Systems of nonlinear equations are known as the basis for many models of engineering and data science, and their accurate solutions are very critical in achieving progress in these fields. However, ...solving a system with multiple nonlinear equations, usually, is not an easy task. Consequently, finding a robust and accurate solution can be a very challenging problem in complex systems. In this work, a novel hybrid method namely Newton-Harris hawks optimization (NHHO) for solving systems of nonlinear equations is proposed. The proposed NHHO combines Newton's method, with a second-order convergence where the correct digits roughly double in every step, and the Harris hawks optimization (HHO) to enhance the search mechanism, avoid local optima, improve convergence speed, and find more accurate solutions. We tested a group of six well-known benchmark systems of nonlinear equations to evaluate the efficiency of NHHO. Further, comparisons between NHHO and other optimization algorithms, including the original HHO algorithm, Particle Swarm Optimization (PSO), Ant Lion Optimizer (ALO), Butterfly Optimization Algorithm (BOA), and Equilibrium Optimization (EO) were performed. The norm of the equation system was calculated as a fitness function to measure the optimization algorithms' performance. A solution with less fitness value is considered a better solution.
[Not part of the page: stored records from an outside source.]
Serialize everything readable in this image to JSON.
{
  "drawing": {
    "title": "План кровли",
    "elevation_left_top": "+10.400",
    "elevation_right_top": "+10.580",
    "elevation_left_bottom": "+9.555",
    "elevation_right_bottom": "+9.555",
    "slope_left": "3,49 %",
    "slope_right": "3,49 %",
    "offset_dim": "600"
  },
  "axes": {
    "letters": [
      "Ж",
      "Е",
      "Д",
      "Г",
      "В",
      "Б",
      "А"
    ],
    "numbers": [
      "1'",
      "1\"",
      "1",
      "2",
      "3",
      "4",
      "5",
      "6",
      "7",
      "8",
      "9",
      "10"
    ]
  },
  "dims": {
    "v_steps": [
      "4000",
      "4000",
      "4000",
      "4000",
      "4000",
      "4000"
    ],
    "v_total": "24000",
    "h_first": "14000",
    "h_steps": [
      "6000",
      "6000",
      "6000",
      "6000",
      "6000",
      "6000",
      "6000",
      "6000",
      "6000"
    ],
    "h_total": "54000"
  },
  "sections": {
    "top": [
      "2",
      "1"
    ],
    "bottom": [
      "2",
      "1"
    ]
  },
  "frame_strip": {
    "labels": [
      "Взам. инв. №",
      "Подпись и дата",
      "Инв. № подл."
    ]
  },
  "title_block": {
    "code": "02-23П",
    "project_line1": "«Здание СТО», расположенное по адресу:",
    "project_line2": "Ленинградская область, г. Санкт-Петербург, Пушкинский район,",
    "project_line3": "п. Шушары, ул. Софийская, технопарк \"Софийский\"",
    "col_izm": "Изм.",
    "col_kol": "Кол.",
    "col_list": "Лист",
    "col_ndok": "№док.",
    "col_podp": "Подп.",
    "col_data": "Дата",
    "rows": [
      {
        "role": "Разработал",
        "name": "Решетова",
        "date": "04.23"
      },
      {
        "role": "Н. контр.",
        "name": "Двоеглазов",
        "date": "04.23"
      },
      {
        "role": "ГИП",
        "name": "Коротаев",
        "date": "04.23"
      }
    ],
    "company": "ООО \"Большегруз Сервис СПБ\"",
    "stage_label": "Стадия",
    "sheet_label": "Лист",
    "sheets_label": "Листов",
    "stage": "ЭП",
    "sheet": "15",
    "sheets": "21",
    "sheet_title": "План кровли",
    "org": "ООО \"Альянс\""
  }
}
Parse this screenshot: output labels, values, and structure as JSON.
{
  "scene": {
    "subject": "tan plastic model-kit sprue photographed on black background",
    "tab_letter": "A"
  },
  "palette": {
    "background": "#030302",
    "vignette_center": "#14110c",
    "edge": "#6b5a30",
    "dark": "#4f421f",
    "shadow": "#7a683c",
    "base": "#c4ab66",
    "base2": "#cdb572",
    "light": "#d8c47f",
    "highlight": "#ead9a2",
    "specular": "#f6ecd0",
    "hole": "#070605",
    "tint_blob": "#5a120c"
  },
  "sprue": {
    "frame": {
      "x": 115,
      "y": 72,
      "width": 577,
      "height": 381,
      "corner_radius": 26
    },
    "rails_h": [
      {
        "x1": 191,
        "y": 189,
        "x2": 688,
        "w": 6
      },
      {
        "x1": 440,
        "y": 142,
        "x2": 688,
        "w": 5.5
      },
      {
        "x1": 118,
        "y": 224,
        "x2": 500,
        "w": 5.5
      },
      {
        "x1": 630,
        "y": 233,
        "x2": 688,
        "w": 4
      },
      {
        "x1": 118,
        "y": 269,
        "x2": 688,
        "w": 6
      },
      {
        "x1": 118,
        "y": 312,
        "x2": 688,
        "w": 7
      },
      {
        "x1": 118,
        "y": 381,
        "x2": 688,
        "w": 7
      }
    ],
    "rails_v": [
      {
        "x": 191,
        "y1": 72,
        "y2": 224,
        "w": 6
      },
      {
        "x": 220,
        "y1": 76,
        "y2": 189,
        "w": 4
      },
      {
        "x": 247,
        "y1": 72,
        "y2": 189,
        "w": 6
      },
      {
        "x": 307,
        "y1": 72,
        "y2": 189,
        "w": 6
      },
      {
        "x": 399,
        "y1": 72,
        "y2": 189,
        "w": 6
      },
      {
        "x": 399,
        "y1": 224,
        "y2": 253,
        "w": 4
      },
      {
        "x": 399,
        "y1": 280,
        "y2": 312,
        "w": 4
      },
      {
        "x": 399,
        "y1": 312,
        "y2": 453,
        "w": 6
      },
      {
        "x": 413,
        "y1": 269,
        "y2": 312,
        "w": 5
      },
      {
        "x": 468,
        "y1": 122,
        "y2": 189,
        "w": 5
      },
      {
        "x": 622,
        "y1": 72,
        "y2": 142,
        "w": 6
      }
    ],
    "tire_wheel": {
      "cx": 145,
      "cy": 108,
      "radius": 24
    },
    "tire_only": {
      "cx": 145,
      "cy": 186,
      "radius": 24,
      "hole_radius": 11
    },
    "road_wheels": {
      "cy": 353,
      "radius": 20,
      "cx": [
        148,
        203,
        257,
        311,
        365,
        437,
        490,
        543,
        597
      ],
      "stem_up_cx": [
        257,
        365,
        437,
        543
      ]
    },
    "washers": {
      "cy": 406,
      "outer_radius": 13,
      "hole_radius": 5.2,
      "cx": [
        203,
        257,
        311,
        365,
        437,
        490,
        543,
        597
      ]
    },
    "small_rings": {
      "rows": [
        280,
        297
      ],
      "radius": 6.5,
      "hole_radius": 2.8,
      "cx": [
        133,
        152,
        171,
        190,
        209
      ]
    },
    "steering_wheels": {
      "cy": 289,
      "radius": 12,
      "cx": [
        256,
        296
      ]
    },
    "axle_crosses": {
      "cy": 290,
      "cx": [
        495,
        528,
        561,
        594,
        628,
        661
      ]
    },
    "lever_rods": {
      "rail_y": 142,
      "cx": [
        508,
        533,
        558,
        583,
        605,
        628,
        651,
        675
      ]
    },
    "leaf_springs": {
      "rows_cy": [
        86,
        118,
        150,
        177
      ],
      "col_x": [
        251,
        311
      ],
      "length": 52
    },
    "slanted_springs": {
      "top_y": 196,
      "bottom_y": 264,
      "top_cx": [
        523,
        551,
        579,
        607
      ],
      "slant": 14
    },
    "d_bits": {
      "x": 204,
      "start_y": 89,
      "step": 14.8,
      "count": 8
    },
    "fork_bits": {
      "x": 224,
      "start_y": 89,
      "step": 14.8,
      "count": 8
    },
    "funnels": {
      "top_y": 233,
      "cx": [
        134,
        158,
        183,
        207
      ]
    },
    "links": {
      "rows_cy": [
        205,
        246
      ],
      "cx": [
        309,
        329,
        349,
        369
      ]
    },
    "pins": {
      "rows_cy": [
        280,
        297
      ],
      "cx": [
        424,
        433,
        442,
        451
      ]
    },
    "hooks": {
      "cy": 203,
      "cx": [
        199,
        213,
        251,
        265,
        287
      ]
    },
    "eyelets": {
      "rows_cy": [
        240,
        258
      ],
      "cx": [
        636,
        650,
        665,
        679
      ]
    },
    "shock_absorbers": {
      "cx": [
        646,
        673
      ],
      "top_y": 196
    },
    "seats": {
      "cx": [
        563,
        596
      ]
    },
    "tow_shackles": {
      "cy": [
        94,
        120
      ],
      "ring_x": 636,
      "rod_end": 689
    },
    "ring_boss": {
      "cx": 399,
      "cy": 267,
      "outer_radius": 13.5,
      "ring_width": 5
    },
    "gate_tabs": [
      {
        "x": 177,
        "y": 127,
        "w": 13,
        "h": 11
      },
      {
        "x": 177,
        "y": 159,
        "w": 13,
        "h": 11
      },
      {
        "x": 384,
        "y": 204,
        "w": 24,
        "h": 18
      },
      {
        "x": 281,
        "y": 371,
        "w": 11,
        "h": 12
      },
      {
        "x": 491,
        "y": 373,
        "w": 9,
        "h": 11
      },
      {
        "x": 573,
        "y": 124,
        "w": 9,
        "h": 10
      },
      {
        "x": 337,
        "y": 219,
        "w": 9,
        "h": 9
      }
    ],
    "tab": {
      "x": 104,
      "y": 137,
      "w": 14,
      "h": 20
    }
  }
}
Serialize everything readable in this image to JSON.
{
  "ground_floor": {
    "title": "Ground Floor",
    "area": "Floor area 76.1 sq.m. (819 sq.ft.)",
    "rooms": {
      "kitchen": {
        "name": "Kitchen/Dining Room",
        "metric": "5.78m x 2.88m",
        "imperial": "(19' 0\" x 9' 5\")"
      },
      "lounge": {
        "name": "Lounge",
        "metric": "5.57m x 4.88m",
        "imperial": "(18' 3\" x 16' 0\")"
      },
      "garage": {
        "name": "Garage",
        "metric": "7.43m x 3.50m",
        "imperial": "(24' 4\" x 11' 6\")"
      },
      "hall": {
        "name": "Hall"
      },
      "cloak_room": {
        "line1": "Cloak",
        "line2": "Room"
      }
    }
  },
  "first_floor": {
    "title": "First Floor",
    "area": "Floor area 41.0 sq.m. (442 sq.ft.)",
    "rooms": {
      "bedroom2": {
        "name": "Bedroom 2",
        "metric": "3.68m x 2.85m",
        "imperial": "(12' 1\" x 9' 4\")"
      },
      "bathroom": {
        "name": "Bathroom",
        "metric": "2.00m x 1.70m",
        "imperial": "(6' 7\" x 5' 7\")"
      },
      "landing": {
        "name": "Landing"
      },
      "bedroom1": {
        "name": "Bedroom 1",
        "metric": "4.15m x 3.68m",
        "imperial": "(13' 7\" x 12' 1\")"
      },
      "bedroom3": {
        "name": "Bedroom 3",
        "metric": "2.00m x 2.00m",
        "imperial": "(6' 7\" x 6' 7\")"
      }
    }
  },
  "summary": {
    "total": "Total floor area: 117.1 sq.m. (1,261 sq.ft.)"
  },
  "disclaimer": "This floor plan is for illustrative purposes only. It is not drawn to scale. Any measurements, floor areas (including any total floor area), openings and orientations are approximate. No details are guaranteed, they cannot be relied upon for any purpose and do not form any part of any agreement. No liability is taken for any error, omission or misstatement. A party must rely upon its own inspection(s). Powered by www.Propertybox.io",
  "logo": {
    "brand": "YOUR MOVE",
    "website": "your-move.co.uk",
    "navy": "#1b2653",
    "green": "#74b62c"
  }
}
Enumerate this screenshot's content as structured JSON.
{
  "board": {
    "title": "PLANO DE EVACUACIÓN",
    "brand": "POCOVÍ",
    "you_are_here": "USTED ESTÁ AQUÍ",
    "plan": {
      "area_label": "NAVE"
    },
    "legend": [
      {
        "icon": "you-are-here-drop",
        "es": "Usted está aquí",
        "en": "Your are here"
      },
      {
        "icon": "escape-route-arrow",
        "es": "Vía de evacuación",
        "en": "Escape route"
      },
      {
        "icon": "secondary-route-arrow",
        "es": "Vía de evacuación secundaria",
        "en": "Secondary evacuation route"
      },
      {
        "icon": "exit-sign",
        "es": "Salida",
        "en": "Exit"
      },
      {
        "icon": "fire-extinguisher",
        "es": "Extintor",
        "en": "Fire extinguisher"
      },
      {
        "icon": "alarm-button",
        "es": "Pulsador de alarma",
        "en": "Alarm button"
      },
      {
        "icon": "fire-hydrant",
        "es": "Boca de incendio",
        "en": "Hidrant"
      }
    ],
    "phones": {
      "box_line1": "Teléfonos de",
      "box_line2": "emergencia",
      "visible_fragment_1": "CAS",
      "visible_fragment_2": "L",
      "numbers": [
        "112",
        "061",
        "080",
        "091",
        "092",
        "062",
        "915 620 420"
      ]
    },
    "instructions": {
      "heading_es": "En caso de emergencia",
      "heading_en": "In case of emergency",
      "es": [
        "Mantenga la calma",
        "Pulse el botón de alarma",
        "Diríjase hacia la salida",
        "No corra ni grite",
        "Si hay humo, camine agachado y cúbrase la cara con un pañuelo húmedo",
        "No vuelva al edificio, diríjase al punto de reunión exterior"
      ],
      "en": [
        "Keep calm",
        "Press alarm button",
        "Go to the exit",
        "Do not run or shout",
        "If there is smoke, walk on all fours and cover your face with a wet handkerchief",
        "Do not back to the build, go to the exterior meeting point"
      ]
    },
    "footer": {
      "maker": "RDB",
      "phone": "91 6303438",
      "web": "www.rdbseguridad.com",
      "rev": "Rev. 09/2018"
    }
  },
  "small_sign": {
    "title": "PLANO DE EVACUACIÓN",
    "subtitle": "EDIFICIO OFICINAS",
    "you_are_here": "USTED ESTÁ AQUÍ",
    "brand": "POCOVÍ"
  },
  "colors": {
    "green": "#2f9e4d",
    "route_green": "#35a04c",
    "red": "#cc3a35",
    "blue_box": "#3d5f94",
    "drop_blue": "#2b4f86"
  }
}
Furthermore, the experimental results confirmed the superiority of NHHO over the other optimization algorithms, in the comparisons, in different aspects, including best solution, average fitness value, and convergence speed. Accordingly, the proposed NHHO is powerful and more effective in all benchmark problems in solving systems of nonlinear equations compared to the other optimization algorithms. Finally, NHHO overcomes the limitations of Newton's method, including selecting the initial point and divergence problems.